A huge fire blazed at one end of the single long room, and several people were gathered as close to it as they could get. Two or three dogs lay nose-on-paws among the thickly strewn rushes, and George the Potman sat cross-legged in one corner polishing a row of pewter pots. The smell of savoury mutton pies was warm and rich upon the air, and already the trestle table had been set up at the end of the room farthest from the fire, in readiness for the meal.
Will Stukely found himself a stool and sat down with his back against the wall and his quarterstaff propped beside him. In a little while he was joined by the innkeeper, who pulled up another stool beside him.
‘You’d best not be long about your dinner, friend,’ said the innkeeper under his breath.
‘Why? You are not usually so churlish!’ replied Will, laughingly.
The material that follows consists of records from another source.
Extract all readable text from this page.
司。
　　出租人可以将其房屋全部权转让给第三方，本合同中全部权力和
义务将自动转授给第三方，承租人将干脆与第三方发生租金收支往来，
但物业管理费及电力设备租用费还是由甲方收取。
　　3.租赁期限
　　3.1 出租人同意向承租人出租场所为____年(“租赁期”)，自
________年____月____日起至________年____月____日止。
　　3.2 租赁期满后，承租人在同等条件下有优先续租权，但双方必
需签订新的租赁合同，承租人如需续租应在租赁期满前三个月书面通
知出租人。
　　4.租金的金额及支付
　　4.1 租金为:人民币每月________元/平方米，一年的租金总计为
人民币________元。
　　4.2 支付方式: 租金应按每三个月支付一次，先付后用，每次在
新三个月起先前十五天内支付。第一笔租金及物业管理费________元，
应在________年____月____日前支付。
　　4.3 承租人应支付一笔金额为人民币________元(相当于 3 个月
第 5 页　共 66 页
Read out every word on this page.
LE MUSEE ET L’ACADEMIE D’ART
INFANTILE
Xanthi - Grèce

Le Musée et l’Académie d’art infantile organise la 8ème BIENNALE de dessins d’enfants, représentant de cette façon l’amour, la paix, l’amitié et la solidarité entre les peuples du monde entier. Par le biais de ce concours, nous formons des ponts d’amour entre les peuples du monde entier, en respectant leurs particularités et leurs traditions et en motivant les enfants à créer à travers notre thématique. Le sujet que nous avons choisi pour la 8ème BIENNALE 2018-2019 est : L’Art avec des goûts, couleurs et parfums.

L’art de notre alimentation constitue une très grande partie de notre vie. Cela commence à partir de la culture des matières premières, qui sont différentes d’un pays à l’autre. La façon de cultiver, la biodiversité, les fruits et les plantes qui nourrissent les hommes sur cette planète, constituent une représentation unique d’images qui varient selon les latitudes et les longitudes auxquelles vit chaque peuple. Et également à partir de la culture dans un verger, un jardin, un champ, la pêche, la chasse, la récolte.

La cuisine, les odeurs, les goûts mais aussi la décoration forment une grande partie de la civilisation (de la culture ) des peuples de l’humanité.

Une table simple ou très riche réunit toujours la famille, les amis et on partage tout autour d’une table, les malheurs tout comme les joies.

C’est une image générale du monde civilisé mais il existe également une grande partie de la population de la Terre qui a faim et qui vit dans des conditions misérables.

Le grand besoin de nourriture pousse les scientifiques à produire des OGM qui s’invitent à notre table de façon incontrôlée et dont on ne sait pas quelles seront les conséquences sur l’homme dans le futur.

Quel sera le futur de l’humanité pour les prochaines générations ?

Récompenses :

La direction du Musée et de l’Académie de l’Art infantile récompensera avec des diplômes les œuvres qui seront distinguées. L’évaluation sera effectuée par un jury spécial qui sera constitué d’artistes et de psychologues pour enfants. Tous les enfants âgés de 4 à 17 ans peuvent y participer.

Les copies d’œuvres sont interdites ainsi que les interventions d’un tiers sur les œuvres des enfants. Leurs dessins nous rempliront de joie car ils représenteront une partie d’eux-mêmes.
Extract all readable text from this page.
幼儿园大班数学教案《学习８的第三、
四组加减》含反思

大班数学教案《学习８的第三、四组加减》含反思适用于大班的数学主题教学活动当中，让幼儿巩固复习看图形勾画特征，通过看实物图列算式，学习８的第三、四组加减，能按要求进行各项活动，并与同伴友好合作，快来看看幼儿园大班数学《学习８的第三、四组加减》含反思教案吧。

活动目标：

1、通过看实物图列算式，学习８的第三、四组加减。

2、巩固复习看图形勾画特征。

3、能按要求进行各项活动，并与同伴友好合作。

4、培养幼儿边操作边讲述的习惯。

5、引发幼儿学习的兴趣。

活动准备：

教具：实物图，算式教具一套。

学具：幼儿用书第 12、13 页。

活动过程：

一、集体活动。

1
‘Churlish I am not, and well you know it. But Nottingham be no safe place for such as you, in these days. The sheriff has some new bee in his bonnet: that the—Gentry of the Greenwood—have friends within the gates. Three times already this week have I had the ‘Salutation’ turned inside out by men-at-arms in the hope that I had an outlaw hidden up the chimney; and there’s not an innkeeper in Nottingham Town that isn’t driven half crazy by the same poking and prying! The sheriff’s men came yesterday, so they’ll not likely come again to-day; but ’tis best to be on the safe side, and the sooner you’re away out of here, the better it will be!’